Sul fondo di una conca ammantata di boschi, quello di Vico è senz'altro uno dei laghi più belli del Lazio e dell'Italia centrale.
L'enorme valore naturalistico della sua valle è alla base dell'istituzione della Riserva Naturale "Lago di Vico", avvenuta con L.R. n° 47 del 28 settembre 1982. Parliamo quindi di una delle prime aree che nel tempo hanno costituito il Sistema dei Parchi e delle Riserva Naturali della Regione Lazio.
Originariamente comprendeva solo il territorio di competenza amministrativa del comune di Caprarola, con l'esclusione della porzione di lago sotto giurisdizione del comune di Ronciglione. Con la L.R. n° 24 del 24 dicembre 2008, che ha abrogato la precedente legge istitutiva , il Consiglio Regionale del Lazio ha approvato l'ampliamento della Riserva, includendo nell'area protetta anche il versante sud-ovest del lago, quello Ronciglionese, fino a quel momento escluso.
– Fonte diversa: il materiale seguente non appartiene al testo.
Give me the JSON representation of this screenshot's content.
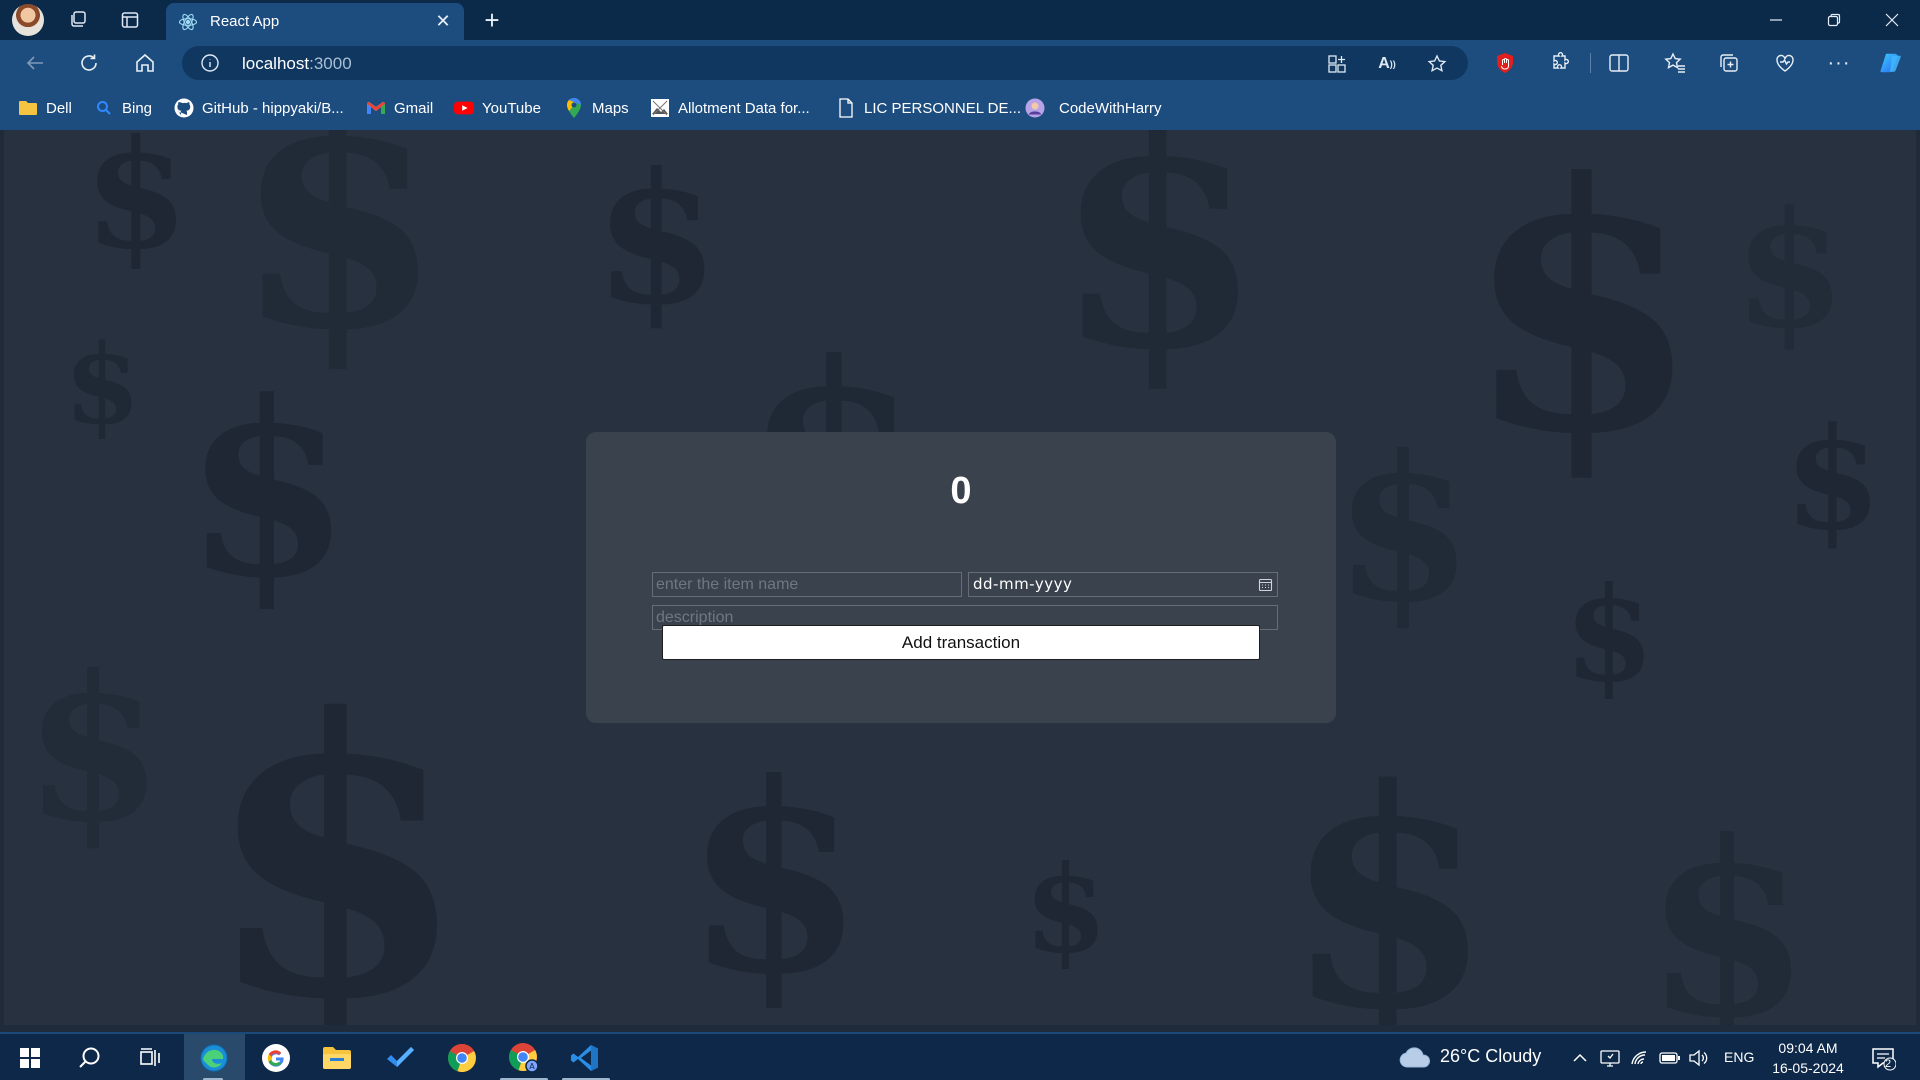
{
  "browser": {
    "tab": {
      "title": "React App"
    },
    "address": {
      "host": "localhost",
      "port": ":3000"
    },
    "bookmarks": [
      {
        "label": "Dell",
        "icon": "folder-icon"
      },
      {
        "label": "Bing",
        "icon": "bing-icon"
      },
      {
        "label": "GitHub - hippyaki/B...",
        "icon": "github-icon"
      },
      {
        "label": "Gmail",
        "icon": "gmail-icon"
      },
      {
        "label": "YouTube",
        "icon": "youtube-icon"
      },
      {
        "label": "Maps",
        "icon": "maps-icon"
      },
      {
        "label": "Allotment Data for...",
        "icon": "image-icon"
      },
      {
        "label": "LIC PERSONNEL DE...",
        "icon": "document-icon"
      },
      {
        "label": "CodeWithHarry",
        "icon": "codewithharry-icon"
      }
    ]
  },
  "app": {
    "balance": "0",
    "item_placeholder": "enter the item name",
    "date_placeholder": "dd-mm-yyyy",
    "description_placeholder": "description",
    "add_button": "Add transaction"
  },
  "taskbar": {
    "weather": "26°C Cloudy",
    "language": "ENG",
    "time": "09:04 AM",
    "date": "16-05-2024",
    "notifications": "2"
  },
  "colors": {
    "titlebar": "#0b2a4a",
    "toolbar": "#1d4d7f",
    "page_bg": "#27313f",
    "card_bg": "#3a424d",
    "taskbar": "#0d2848"
  }
}
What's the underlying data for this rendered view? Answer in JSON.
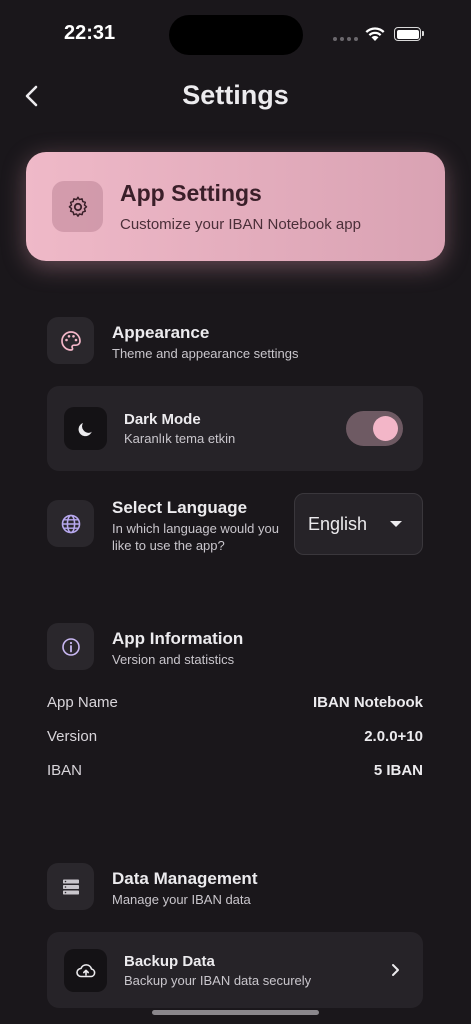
{
  "status": {
    "time": "22:31"
  },
  "header": {
    "title": "Settings"
  },
  "hero": {
    "title": "App Settings",
    "subtitle": "Customize your IBAN Notebook app"
  },
  "appearance": {
    "title": "Appearance",
    "subtitle": "Theme and appearance settings",
    "dark_mode": {
      "title": "Dark Mode",
      "subtitle": "Karanlık tema etkin",
      "enabled": true
    }
  },
  "language": {
    "title": "Select Language",
    "subtitle_line1": "In which language would you",
    "subtitle_line2": "like to use the app?",
    "selected": "English"
  },
  "app_info": {
    "title": "App Information",
    "subtitle": "Version and statistics",
    "rows": [
      {
        "label": "App Name",
        "value": "IBAN Notebook"
      },
      {
        "label": "Version",
        "value": "2.0.0+10"
      },
      {
        "label": "IBAN",
        "value": "5 IBAN"
      }
    ]
  },
  "data_mgmt": {
    "title": "Data Management",
    "subtitle": "Manage your IBAN data",
    "backup": {
      "title": "Backup Data",
      "subtitle": "Backup your IBAN data securely"
    }
  },
  "colors": {
    "background": "#1a171b",
    "accent": "#f3b6c8",
    "hero_gradient_start": "#efb9c8"
  }
}
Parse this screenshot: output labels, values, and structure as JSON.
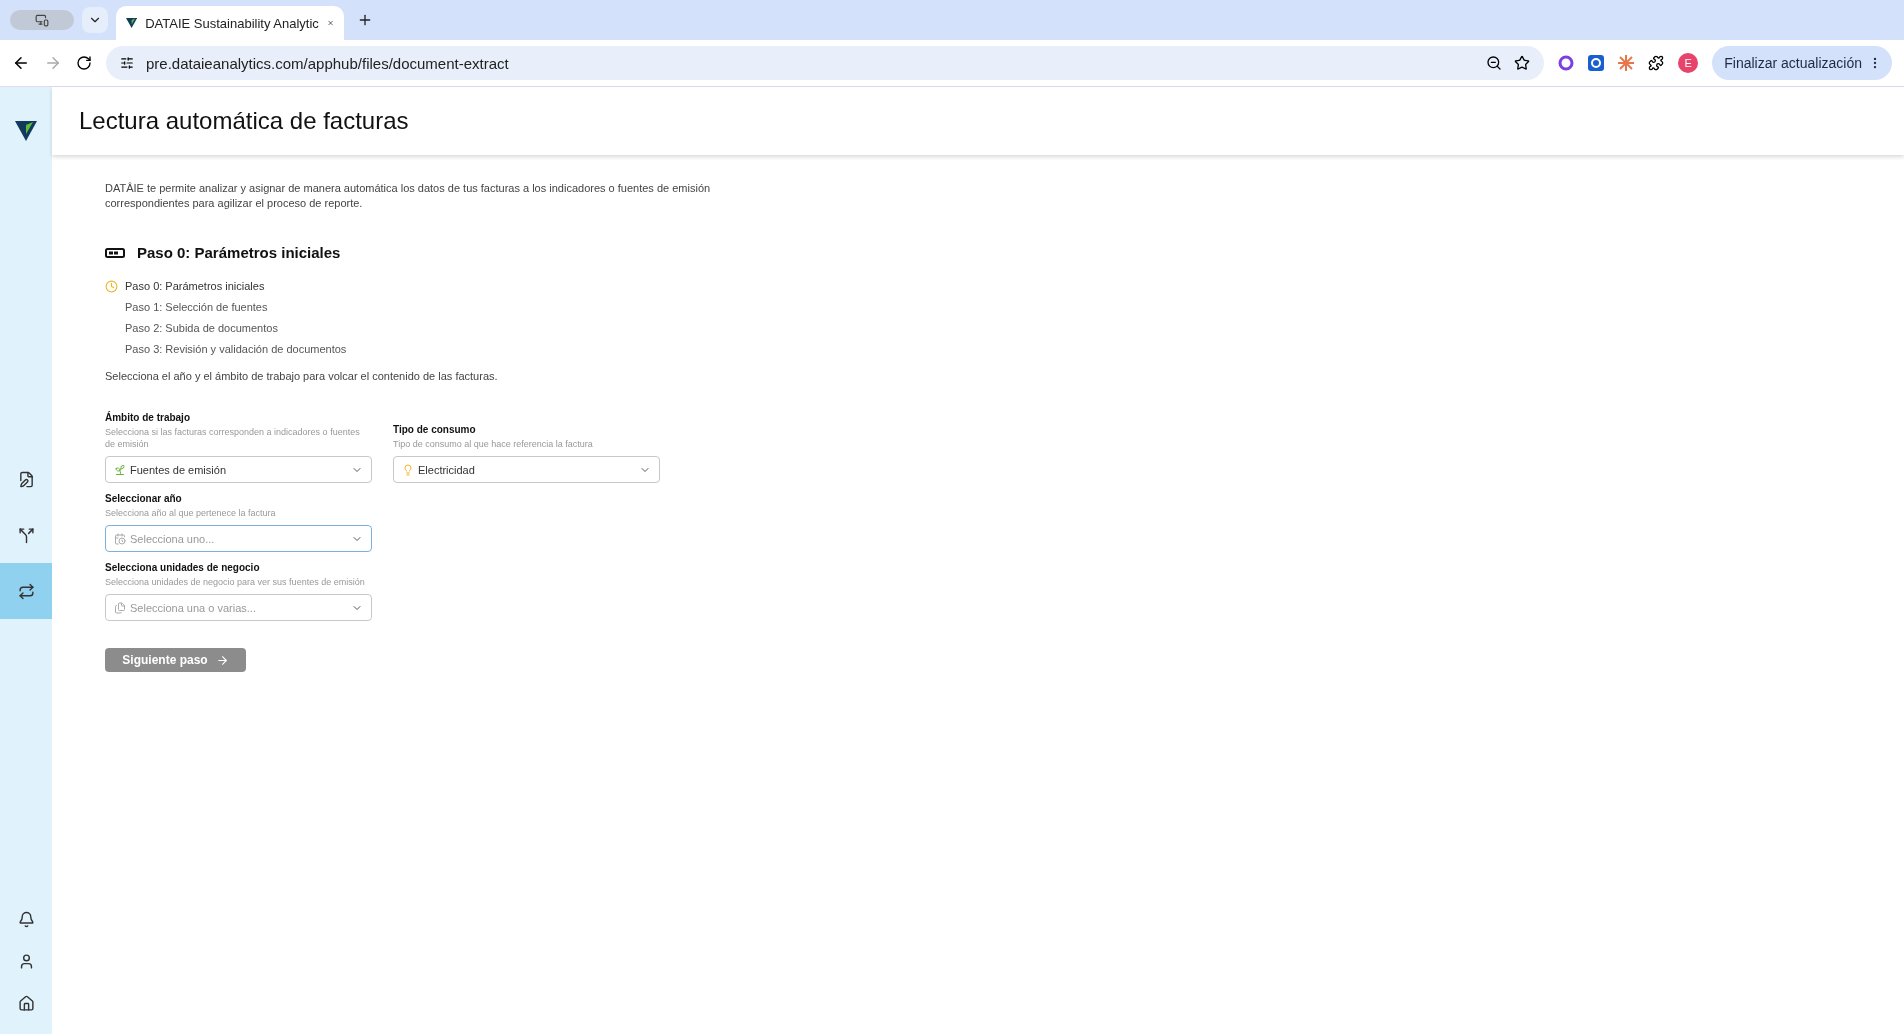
{
  "browser": {
    "tab_title": "DATAIE Sustainability Analytic",
    "address": "pre.dataieanalytics.com/apphub/files/document-extract",
    "profile_initial": "E",
    "update_button": "Finalizar actualización"
  },
  "sidebar": {
    "items": [
      {
        "kind": "document",
        "selected": false
      },
      {
        "kind": "branch",
        "selected": false
      },
      {
        "kind": "switch",
        "selected": true
      }
    ]
  },
  "page": {
    "title": "Lectura automática de facturas",
    "description": "DATÂIE te permite analizar y asignar de manera automática los datos de tus facturas a los indicadores o fuentes de emisión correspondientes para agilizar el proceso de reporte.",
    "step_heading": "Paso 0: Parámetros iniciales",
    "steps": [
      {
        "label": "Paso 0: Parámetros iniciales",
        "selected": true
      },
      {
        "label": "Paso 1: Selección de fuentes",
        "selected": false
      },
      {
        "label": "Paso 2: Subida de documentos",
        "selected": false
      },
      {
        "label": "Paso 3: Revisión y validación de documentos",
        "selected": false
      }
    ],
    "instruction": "Selecciona el año y el ámbito de trabajo para volcar el contenido de las facturas.",
    "fields": [
      {
        "kind": "scope",
        "label": "Ámbito de trabajo",
        "hint": "Selecciona si las facturas corresponden a indicadores o fuentes de emisión",
        "value": "Fuentes de emisión",
        "focused": false
      },
      {
        "kind": "consumption",
        "label": "Tipo de consumo",
        "hint": "Tipo de consumo al que hace referencia la factura",
        "value": "Electricidad",
        "focused": false
      },
      {
        "kind": "year",
        "label": "Seleccionar año",
        "hint": "Selecciona año al que pertenece la factura",
        "placeholder": "Selecciona uno...",
        "focused": true
      },
      {
        "kind": "units",
        "label": "Selecciona unidades de negocio",
        "hint": "Selecciona unidades de negocio para ver sus fuentes de emisión",
        "placeholder": "Selecciona una o varias...",
        "focused": false
      }
    ],
    "next_button": {
      "label": "Siguiente paso",
      "disabled": true
    }
  }
}
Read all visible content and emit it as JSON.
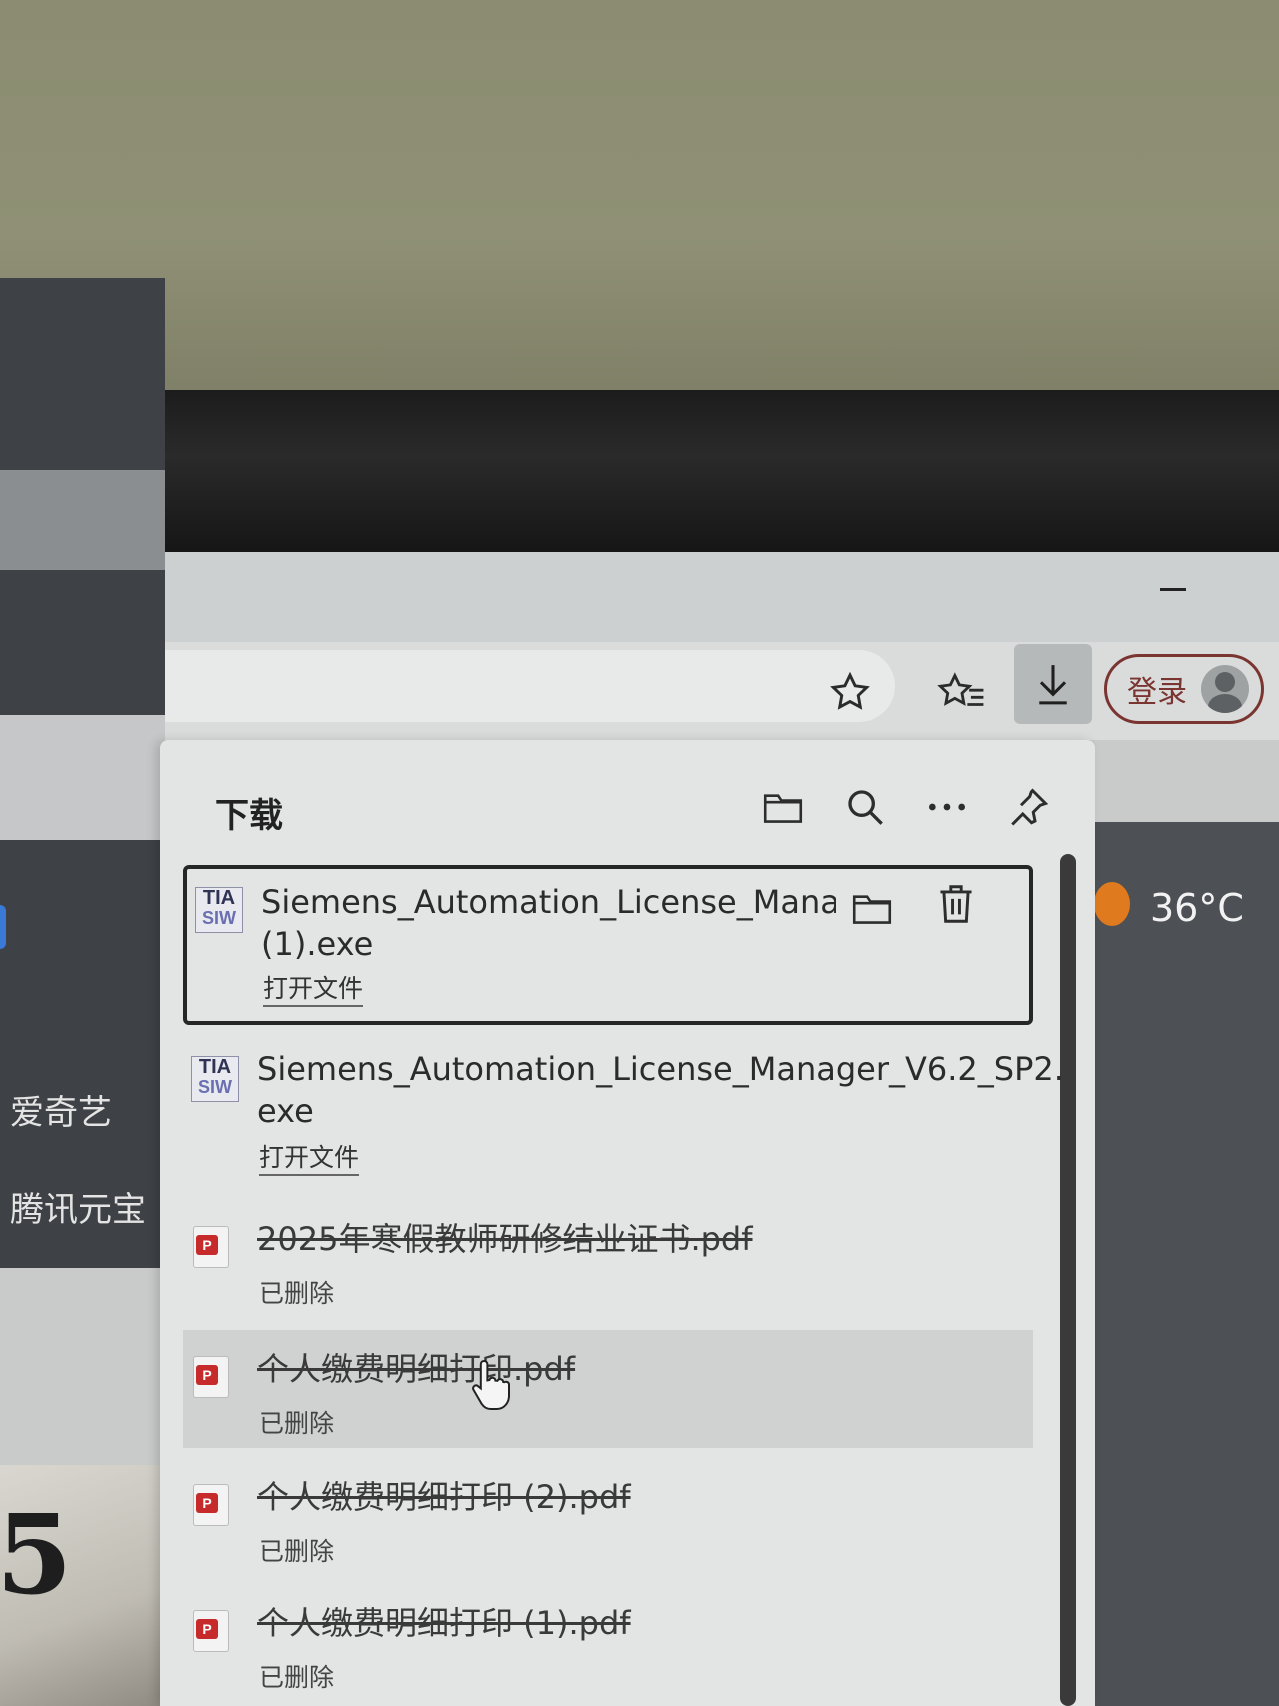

Con la nuova estensione di 4.109 ettari rispetto ai precedenti 3.346, la Riserva comprende ora l'intero bacino imbrifero dalla tipica forma a ferro di cavallo e la cinta montuosa che circonda il lago di origine vulcanica.
I colori della palude, insieme a quelli delle numerose essenze arboree come il faggio, l'acero, le querce, i noccioleti e castagneti da frutto, rendono il paesaggio unico nel mutare delle stagioni. Spettacolare è la faggeta depressa di Monte Venere (così chiamata per essersi sviluppata ad una quota insolitamente bassa), che annovera esemplari centenari con tronchi di enormi dimensioni.
Anche la fauna è ricca e variegata con numerose specie di pesci, piccoli e grandi mammiferi, rapaci notturni e diurni e soprattutto uccelli acquatici come lo Svasso Maggiore, che da sempre è stato il simbolo della Riserva.